Sputnik: Will this change of direction affect the relationship between Europe and the US?
Inderjeet Parmar: This is a victory for Trump in the main, and his attacks on NATO and the EU, and his threats on terrorists will continue. What would change is that the House of Representatives now, with the Democrats in charge, will be able to exert a lot more pressure in pro-NATO, pro-EU direction, and also kind of hold the Trump administration into account in regard to its tariff plans.
The key power over foreign policy really does reside with the President and to a large extent in the Senate. So, for example, any cabinet appointment and so on are going to be in the Senate – that should be totally fine.
Sputnik: How do European leaders see the Democrats regaining control of the House?
Inderjeet Parmar: Their approach before was just ‘wait Trump out’, and I think what they were looking to in the midterm elections was whether or not there could be any kind of challenge to Trump, a very significant one, that that he was to lose both the Senate and the House of Representatives, and really had to find whether Trumpism is here to stay.
I think that the midterms have delivered no decisive answer. The Senate has increased its majority – that suggests that where he campaigned most, in rural white areas, in States which he needed to defend, he did pretty well. He basically gave up the suburbs, because he could see that the House was going to head in that direction.
Sputnik: What do countries like France and Germany think about the change of the US political landscape?
Inderjeet Parmar: ‘We still have to work with the United States, we still have to work with the Trump administration, but we got a little bit of hope that the Democrats will be able to exert pressure on Trump, sort of clip his wings a little bit by questioning, investigating, rather than when the Republicans were in charge, they would basically rubber-stamp what Trump was doing.
Now it seems to be that the Democrats will be able to maybe moderate some of his positions; but, on the other hand, the Democrats will probably strengthen certain areas, or push him further in certain areas – for example, on being more hostile to Putin and to Russia.
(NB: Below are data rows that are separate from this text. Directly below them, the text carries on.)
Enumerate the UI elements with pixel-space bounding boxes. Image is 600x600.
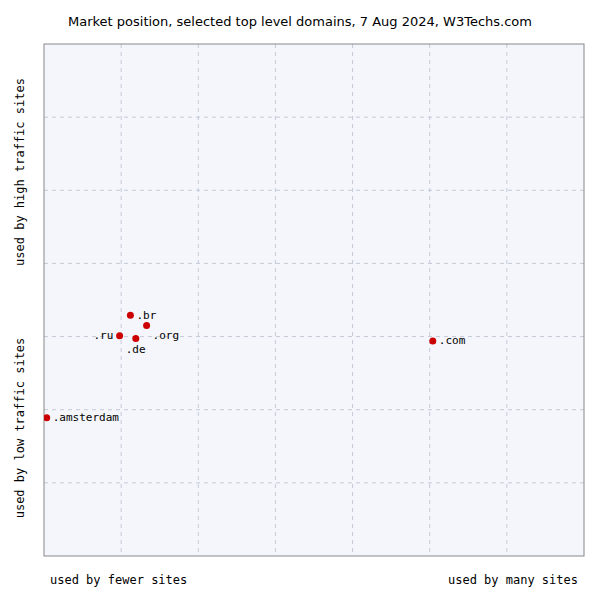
data-label: .ru bbox=[93, 329, 113, 342]
grid-line-x bbox=[506, 44, 507, 556]
grid-line-y bbox=[44, 336, 584, 337]
point bbox=[127, 312, 134, 319]
point bbox=[44, 414, 50, 421]
grid-line-x bbox=[352, 44, 353, 556]
data-label: .org bbox=[153, 329, 180, 342]
grid bbox=[44, 44, 584, 556]
grid-line-x bbox=[198, 44, 199, 556]
plot-frame bbox=[44, 44, 584, 556]
grid-line-y bbox=[44, 263, 584, 264]
grid-line-x bbox=[121, 44, 122, 556]
data-label: .de bbox=[126, 343, 146, 356]
point bbox=[132, 335, 139, 342]
data-label: .br bbox=[136, 309, 156, 322]
y-label-bottom: used by low traffic sites bbox=[13, 338, 27, 519]
grid-line-y bbox=[44, 409, 584, 410]
grid-line-y bbox=[44, 190, 584, 191]
data-label: .com bbox=[439, 334, 466, 347]
grid-line-x bbox=[275, 44, 276, 556]
chart: .com .br .org .ru .de .amsterdam Market positi… bbox=[0, 0, 600, 600]
grid-line-y bbox=[44, 117, 584, 118]
grid-line-x bbox=[429, 44, 430, 556]
points bbox=[44, 312, 436, 421]
data-labels: .com .br .org .ru .de .amsterdam bbox=[53, 309, 466, 424]
point bbox=[143, 322, 150, 329]
x-label-right: used by many sites bbox=[448, 573, 578, 587]
y-label-top: used by high traffic sites bbox=[13, 78, 27, 266]
point bbox=[116, 332, 123, 339]
point bbox=[429, 337, 436, 344]
x-label-left: used by fewer sites bbox=[50, 573, 187, 587]
data-label: .amsterdam bbox=[53, 411, 120, 424]
grid-line-y bbox=[44, 482, 584, 483]
title: Market position, selected top level doma… bbox=[68, 14, 532, 29]
plot-area bbox=[44, 44, 584, 556]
But they may oppose his decisions to withdraw from the Intermediate Nuclear Forces Treaty of 1988, and rather than abandoning it altogether, maybe they could push him to reform it in some way.
And then there are another number of world questions they might be interested in, like Saudi Arabia, the war in Yemen, arms sales from the United States, possibly the Korean front as well.
Views and opinions expressed in this article are those of Inderjeet Parmar and do not necessarily reflect those of Sputnik.